I want to bring up a couple of points and go over what we have discussed. The Tories started off with Dean Lockhart, who waffled on about various things that he believed and defended the Tories and the UK Tory Government as much as he possibly could. I actually believe that, in his heart of hearts, he knows that there are issues with the proposals.

Then we had Peter Chapman, who attacked the NFU. I never thought that I would see the day when Peter Chapman attacked the NFU, but I heard him do that today. My colleagues will be cutting and pasting his comments on to social media as quickly as they possibly can.

We have also heard from Alexander Burnett. All that I can say about him is that he must be one miserable individual, because I have never heard any positivity about anything from him in the chamber.

The contributions from members on the Tory benches really show the difference between them and SNP members, who are arguing for a positive future in Scotland.
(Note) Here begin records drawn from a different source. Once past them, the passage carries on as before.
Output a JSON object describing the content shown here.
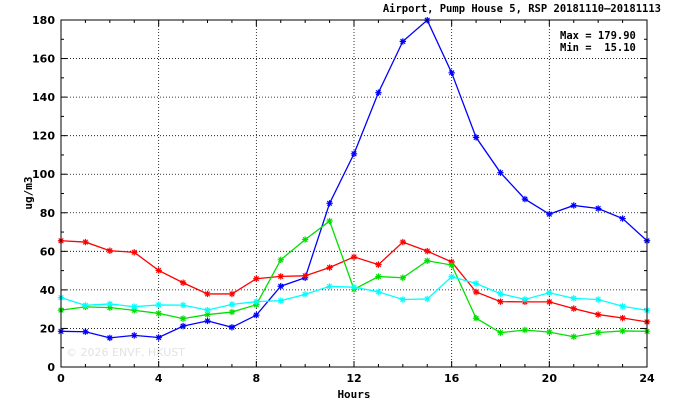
{
  "chart_data": {
    "type": "line",
    "title": "Airport, Pump House 5, RSP 20181110–20181113",
    "xlabel": "Hours",
    "ylabel": "ug/m3",
    "xlim": [
      0,
      24
    ],
    "ylim": [
      0,
      180
    ],
    "x_ticks": [
      "0",
      "4",
      "8",
      "12",
      "16",
      "20",
      "24"
    ],
    "y_ticks": [
      "0",
      "20",
      "40",
      "60",
      "80",
      "100",
      "120",
      "140",
      "160",
      "180"
    ],
    "grid": true,
    "annotations": {
      "max_label": "Max = 179.90",
      "min_label": "Min =  15.10"
    },
    "watermark": "© 2026  ENVF, HKUST",
    "x": [
      0,
      1,
      2,
      3,
      4,
      5,
      6,
      7,
      8,
      9,
      10,
      11,
      12,
      13,
      14,
      15,
      16,
      17,
      18,
      19,
      20,
      21,
      22,
      23,
      24
    ],
    "series": [
      {
        "color": "#0000ff",
        "values": [
          18.5,
          18.3,
          15.1,
          16.4,
          15.3,
          21.2,
          23.9,
          20.6,
          26.9,
          41.9,
          46.3,
          84.9,
          110.6,
          142.3,
          168.9,
          179.9,
          152.6,
          119.1,
          100.8,
          87.1,
          79.3,
          83.8,
          82.2,
          77.0,
          65.5
        ]
      },
      {
        "color": "#ff0000",
        "values": [
          65.5,
          64.8,
          60.3,
          59.5,
          50.1,
          43.7,
          37.9,
          37.9,
          45.8,
          47.0,
          47.3,
          51.6,
          57.1,
          53.1,
          64.8,
          60.1,
          54.5,
          38.9,
          33.9,
          33.8,
          33.8,
          30.3,
          27.2,
          25.4,
          23.4
        ]
      },
      {
        "color": "#00e000",
        "values": [
          29.5,
          31.2,
          30.8,
          29.4,
          27.8,
          25.1,
          27.2,
          28.5,
          32.3,
          55.6,
          66.1,
          75.7,
          40.3,
          46.9,
          46.3,
          55.1,
          52.9,
          25.3,
          17.8,
          19.2,
          18.1,
          15.7,
          17.9,
          18.7,
          18.5
        ]
      },
      {
        "color": "#00ffff",
        "values": [
          36.0,
          32.0,
          32.7,
          31.3,
          32.2,
          32.1,
          29.5,
          32.5,
          33.9,
          34.4,
          37.7,
          41.8,
          41.4,
          39.0,
          35.0,
          35.3,
          46.8,
          43.3,
          38.0,
          35.1,
          38.5,
          35.6,
          35.0,
          31.5,
          29.4
        ]
      }
    ]
  }
}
Members should do not think for one minute that, as the Tories would like you to believe, the internal market is a simple case of replacing EU rules with the proposals that are set out in the UK Government’s white paper. It is a lot more than that—it is a power grab from the devolved nations by Westminster. Not only that, but the proposed processes are woolly at best. Even if we could all agree on everything, it would still be difficult to work within them.

The UK Government claims that the proposals are to protect business and consumers, but that appears not to be the case. For example, some of our world-renowned products, such as Scottish meat and fish, which are reared to high animal welfare standards, could be ruthlessly undercut by cheap, mass-produced food from outside Scotland, where far less care is given to the product that is produced. We would be required to accept such goods that meet whatever standards the UK Government decides. For me, that is a worrying prospect, because the UK Government would decide on anything that it wished when it came to a trade deal.

Talking out loud about the first thing that comes to mind, let us say that Donald Trump comes to town and decides that he wants a trade deal with the United Kingdom. Trump and the UK Government would quite happily sell their grandmothers to make sure that they would get that deal done—not for the benefit of Scotland or for the people of Scotland, but for their own grubby self-interest. That is the only reason that they would want to do it.

It has been a bit of a panto season in the chamber today: when anyone mentions chlorinated chicken, the Tories get really animated. The point is that if a trade deal with the United States meant that there was a chance that there would be chlorinated chicken in Scotland, what would the Scottish Parliament be able to do to stop it? Under the current proposals, it would be able to do absolutely nothing.

Why do we not find a way for the four devolved nations to work together, with mutual respect, to resolve their differences? That is the way that things are done anywhere else in the world, but not here, where it is all about the Tory Government regaining control and then taking even more control.

If we look at the scenario in front of us, we see that the UK Government proposals would at best confuse, and at worst negate, the arrangement that we now have. That, for me, is a worry. For the sake of debate, imagine a situation in which the Scottish Parliament does not agree with the UK Government. I shudder to think that that would ever happen, but if it did, there is nothing in the proposed processes that gives any of the devolved nations an opportunity to do anything about it.

I have been a member of the SNP since I was a teenager, and that was not yesterday. I have wanted Scottish independence for most of my life, but I also believe passionately in this place—our nation’s Parliament. It is an institution that I respect and would defend with every fibre of my being. The proposed UK internal market is a threat to this place. We cannot allow a Government that was not elected by Scotland—that Scotland did not vote for—to dictate to Scotland’s Parliament.